Business people launch programs, projects, and other actions in business all the time specifically to bring the kind of results that most people see as “soft benefits” for the business case. We take action, for instance, in order to improve
Objectives defined in such terms can be important strategic objectivesmaybe even the things the company or organization must do in order to survive and grow. Improvements in these areas should ultimately translate into sales revenues, profits, and shareholder value, of course, but how much? What are they worth in financial terms–in real money cash flow–for the business case? Should we label them “Soft benefits” so that no one takes the cash flow projections seriously?
Standing on solid ground.
Such benefits deserve first class status and cash flow values that are taken seriously, but that requires understanding a few elementary principles of business case benefit analysis. We call this understanding the “benefits rationale.” It is the logic that puts the validity and value of benefits on rock solid ground–even benefits that are hard to measure in financial terms.
Getting first-class respectability for all your benefits depends requires an understanding of two very important points about the benefits rationale:
The benefits rationale needs to be understood and agreed by case recipients and stakeholders in the action, and management, not just the business case builder.
Recipients, stakeholders, and management understanding should be developed during the case-building process, not when the final report is delivered.
Here in a nutshell is the essence of the rationale
Business case benefits come from (and only from) contributions to business objectives.
Some important business objectives are defined in financial terms, others are not
Progress toward the objective must be measurable in some tangible terms, even if the terms are not financial.
Not all objectives are created equal. The important, high priority objectives are usually targeted by management, and really drive decision making and planning. If your business case benefit does not represent a contribution to an important objective, the benefit will be a weak addition to the business case. If it contributes to an important objective, however…
Reaching important objectives has value to the company or organization.
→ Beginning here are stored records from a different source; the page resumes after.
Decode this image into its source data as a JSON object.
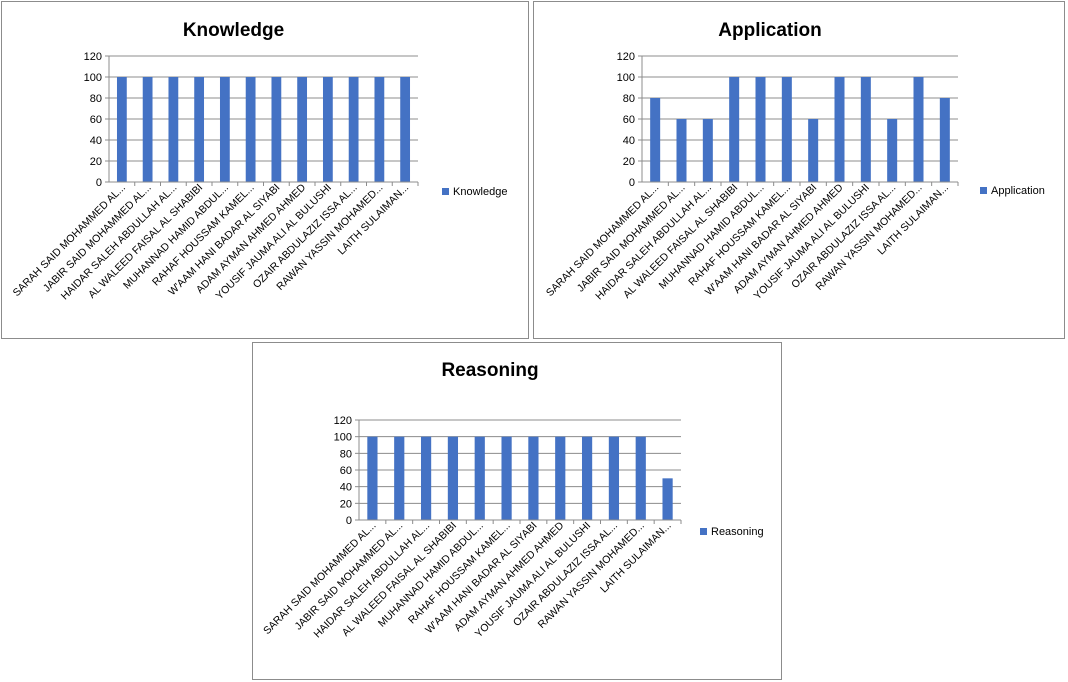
{
  "chart_data": [
    {
      "type": "bar",
      "title": "Knowledge",
      "categories": [
        "SARAH SAID MOHAMMED AL...",
        "JABIR SAID MOHAMMED AL...",
        "HAIDAR SALEH ABDULLAH AL...",
        "AL WALEED FAISAL AL SHABIBI",
        "MUHANNAD HAMID ABDUL...",
        "RAHAF HOUSSAM KAMEL...",
        "W'AAM HANI BADAR AL SIYABI",
        "ADAM AYMAN AHMED AHMED",
        "YOUSIF JAUMA ALI AL BULUSHI",
        "OZAIR ABDULAZIZ ISSA AL...",
        "RAWAN YASSIN MOHAMED...",
        "LAITH SULAIMAN..."
      ],
      "series": [
        {
          "name": "Knowledge",
          "values": [
            100,
            100,
            100,
            100,
            100,
            100,
            100,
            100,
            100,
            100,
            100,
            100
          ]
        }
      ],
      "ylim": [
        0,
        120
      ],
      "yticks": [
        0,
        20,
        40,
        60,
        80,
        100,
        120
      ],
      "grid": true,
      "legend": "right",
      "color": "#4472c4"
    },
    {
      "type": "bar",
      "title": "Application",
      "categories": [
        "SARAH SAID MOHAMMED AL...",
        "JABIR SAID MOHAMMED AL...",
        "HAIDAR SALEH ABDULLAH AL...",
        "AL WALEED FAISAL AL SHABIBI",
        "MUHANNAD HAMID ABDUL...",
        "RAHAF HOUSSAM KAMEL...",
        "W'AAM HANI BADAR AL SIYABI",
        "ADAM AYMAN AHMED AHMED",
        "YOUSIF JAUMA ALI AL BULUSHI",
        "OZAIR ABDULAZIZ ISSA AL...",
        "RAWAN YASSIN MOHAMED...",
        "LAITH SULAIMAN..."
      ],
      "series": [
        {
          "name": "Application",
          "values": [
            80,
            60,
            60,
            100,
            100,
            100,
            60,
            100,
            100,
            60,
            100,
            80
          ]
        }
      ],
      "ylim": [
        0,
        120
      ],
      "yticks": [
        0,
        20,
        40,
        60,
        80,
        100,
        120
      ],
      "grid": true,
      "legend": "right",
      "color": "#4472c4"
    },
    {
      "type": "bar",
      "title": "Reasoning",
      "categories": [
        "SARAH SAID MOHAMMED AL...",
        "JABIR SAID MOHAMMED AL...",
        "HAIDAR SALEH ABDULLAH AL...",
        "AL WALEED FAISAL AL SHABIBI",
        "MUHANNAD HAMID ABDUL...",
        "RAHAF HOUSSAM KAMEL...",
        "W'AAM HANI BADAR AL SIYABI",
        "ADAM AYMAN AHMED AHMED",
        "YOUSIF JAUMA ALI AL BULUSHI",
        "OZAIR ABDULAZIZ ISSA AL...",
        "RAWAN YASSIN MOHAMED...",
        "LAITH SULAIMAN..."
      ],
      "series": [
        {
          "name": "Reasoning",
          "values": [
            100,
            100,
            100,
            100,
            100,
            100,
            100,
            100,
            100,
            100,
            100,
            50
          ]
        }
      ],
      "ylim": [
        0,
        120
      ],
      "yticks": [
        0,
        20,
        40,
        60,
        80,
        100,
        120
      ],
      "grid": true,
      "legend": "right",
      "color": "#4472c4"
    }
  ]
}
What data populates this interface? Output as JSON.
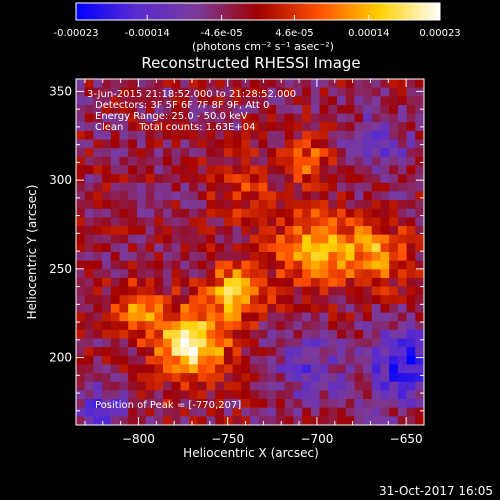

Asking the final two questions does not invalidate the rationale that goes before (solid bullets). By taking recipients, stakeholders, and perhaps your management, through the rationale you remind them that your benefit is on very solid ground up to this point. It’s important they appreciate the solid ground beneath their feet during the case building process, before addressing the final two questions. Then it is perfectly reasonable to discuss the value of the reaching your important objectives. (It would be strange if management has no idea what it’s worth to reach important objectives and doesn’t think the subject can be discussed.)
Tactics for determining difficult benefits.
There is no “one size fits all” approach for answering the final two value questions. Different benefits and different objectives call for different tactics. You may even include judgments that are subjective and arbitrary–so long as they are acceptable and agreed to by those who use your business case. For instance, you may
1. Look for impacts of the benefit that do have financial consequences.
improved employee morale and job satisfaction should translate into lower employee turnover, fewer “sick days,” and improved productivity, for instance, all of which should have directly measurable financial value. Improved collaboration on, say an engineering team, should lead to shorter design times, fewer mistakes, and other improvements that have clear value.
2. Ask: What is the cost of not taking action?
If the company image is not improved, for example, will the company continue to lose market share or lose more sales to the competition? If product quality is not improved, what is the impact on the cost of servicing warranties? Of a lower repeat business? The cost of a known problem can often be calculated directly. That cost is also the value of fixing the problem.
3. Ask What is the next least expensive way to reach the same end?
The company may invest in customer service improvements as part of a plan to improve customer satisfaction (the business objective). If this is seen as an important objective there will be a measurable target: e.g., raising customer satisfaction survey scores by 50%. What is the value of that in cash flow terms? You can look for direct financial impacts (1, above) such as increased repeat business, or you can ask how the same objective could be reached by some other means. Could you expect the same increase in customer “sat” scores from, say, improved product quality, easier ordering, shorter delivery times, lower prices, better user manuals, or any other means? What would those measures cost?
4. Simply ask management the most they would pay “out of pocket” to achieve the objective.
This approach works surprisingly well with some kinds of benefits that are very difficult to quantify in financial terms, such as “a more professional work environment” from investments in office renovations. Management knows what the actual renovations cost, but might very well agree that it would be worth even more to achieve the same level of improvement. If they are comfortable estimating the most they’d pay for the same end, they should also see they’ve just assigned a tangible financial value of the benefit.
Winning with the business case..
Not every potential benefit for your business case will make it through the above process, ending up with cash value agreed between case builder on the one hand, and case recipients, stakeholders, and management on the other.